Women of Valor



Lillian Wald, 1867 - 1940

"This book attempts to show the harmonies built up in the community by the many little groups, through their sympathetic relations with other groups; and also to show how effective these group relations often are in dealing with social problems, which may vary in their importance at times, but not in their urgency, from generation to generation."

Between 1920 and 1923, Wald suffered several personal losses, including the deaths of her mother and her longtime friend and early Henry Street benefactor, Jacob Schiff. In April 1925, her own health began to fail. After suffering a debilitating stroke in 1933, Wald retired to her "house on the pond" in Westport, Connecticut. Many national and international figures, including Jane Adams, Eleanor Roosevelt, and Albert Einstein, continued to visit her there. With more time to record her thoughts, Wald wrote Windows on Henry Street, which detailed the changes to the Lower East Side and Henry Street over the decades Wald had resided there.
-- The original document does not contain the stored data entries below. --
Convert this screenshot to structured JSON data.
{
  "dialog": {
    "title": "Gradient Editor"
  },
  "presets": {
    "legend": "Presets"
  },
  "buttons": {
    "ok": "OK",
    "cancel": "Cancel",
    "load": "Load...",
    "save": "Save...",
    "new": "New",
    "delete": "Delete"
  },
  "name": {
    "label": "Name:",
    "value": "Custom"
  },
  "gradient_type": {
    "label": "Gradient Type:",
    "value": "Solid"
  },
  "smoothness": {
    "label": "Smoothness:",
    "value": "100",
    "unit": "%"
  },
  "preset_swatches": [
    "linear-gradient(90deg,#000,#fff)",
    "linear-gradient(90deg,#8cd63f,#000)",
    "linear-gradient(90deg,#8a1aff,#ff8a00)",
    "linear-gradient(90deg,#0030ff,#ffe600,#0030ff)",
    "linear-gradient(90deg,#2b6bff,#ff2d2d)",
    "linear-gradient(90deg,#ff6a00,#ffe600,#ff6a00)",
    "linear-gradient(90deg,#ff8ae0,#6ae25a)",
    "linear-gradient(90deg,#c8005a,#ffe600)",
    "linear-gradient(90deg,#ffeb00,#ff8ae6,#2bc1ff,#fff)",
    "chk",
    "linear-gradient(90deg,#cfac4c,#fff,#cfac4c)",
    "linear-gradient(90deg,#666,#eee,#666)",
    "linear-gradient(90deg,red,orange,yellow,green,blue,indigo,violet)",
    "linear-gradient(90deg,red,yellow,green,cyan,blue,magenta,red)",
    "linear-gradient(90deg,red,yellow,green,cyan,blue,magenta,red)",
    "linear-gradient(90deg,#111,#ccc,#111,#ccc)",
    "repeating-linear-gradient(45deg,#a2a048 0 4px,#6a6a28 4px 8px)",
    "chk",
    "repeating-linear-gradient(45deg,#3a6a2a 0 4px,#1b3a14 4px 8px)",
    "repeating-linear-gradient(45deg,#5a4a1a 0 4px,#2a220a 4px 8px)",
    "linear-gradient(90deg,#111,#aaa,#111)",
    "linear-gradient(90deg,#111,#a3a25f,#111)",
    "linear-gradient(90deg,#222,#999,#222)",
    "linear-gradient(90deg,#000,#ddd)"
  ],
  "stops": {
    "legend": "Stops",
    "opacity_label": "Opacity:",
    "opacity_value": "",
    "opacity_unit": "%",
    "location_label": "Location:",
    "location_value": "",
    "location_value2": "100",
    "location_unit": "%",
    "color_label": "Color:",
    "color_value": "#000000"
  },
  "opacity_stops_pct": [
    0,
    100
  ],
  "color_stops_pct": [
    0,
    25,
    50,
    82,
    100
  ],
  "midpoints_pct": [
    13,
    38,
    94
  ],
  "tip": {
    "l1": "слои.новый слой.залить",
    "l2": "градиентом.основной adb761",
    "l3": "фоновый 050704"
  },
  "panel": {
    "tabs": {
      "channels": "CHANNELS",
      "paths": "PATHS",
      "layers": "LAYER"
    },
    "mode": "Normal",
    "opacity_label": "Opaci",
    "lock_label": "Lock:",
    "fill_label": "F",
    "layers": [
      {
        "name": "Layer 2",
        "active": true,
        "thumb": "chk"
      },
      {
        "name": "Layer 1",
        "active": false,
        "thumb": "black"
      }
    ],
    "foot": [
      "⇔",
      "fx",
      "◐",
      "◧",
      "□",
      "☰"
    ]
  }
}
In 1937, Henry Street celebrated Wald's seventieth birthday by broadcasting a radio program during which Mrs. Sara Delano Roosevelt read a letter from her son, President Franklin Roosevelt, praising Wald for her "unselfish labor to promote the happiness and well being of others."

  1. "This book attempts..." Lillian Wald, Windows on Henry Street. (New York: Little Brown and Company, 1934) 5.
  2. "unselfish labor to promote..." "Lillian D. Wald, 1867-1940: Hall of Fame for Great Americans." (New York University, Sept. 19, 1971) 18.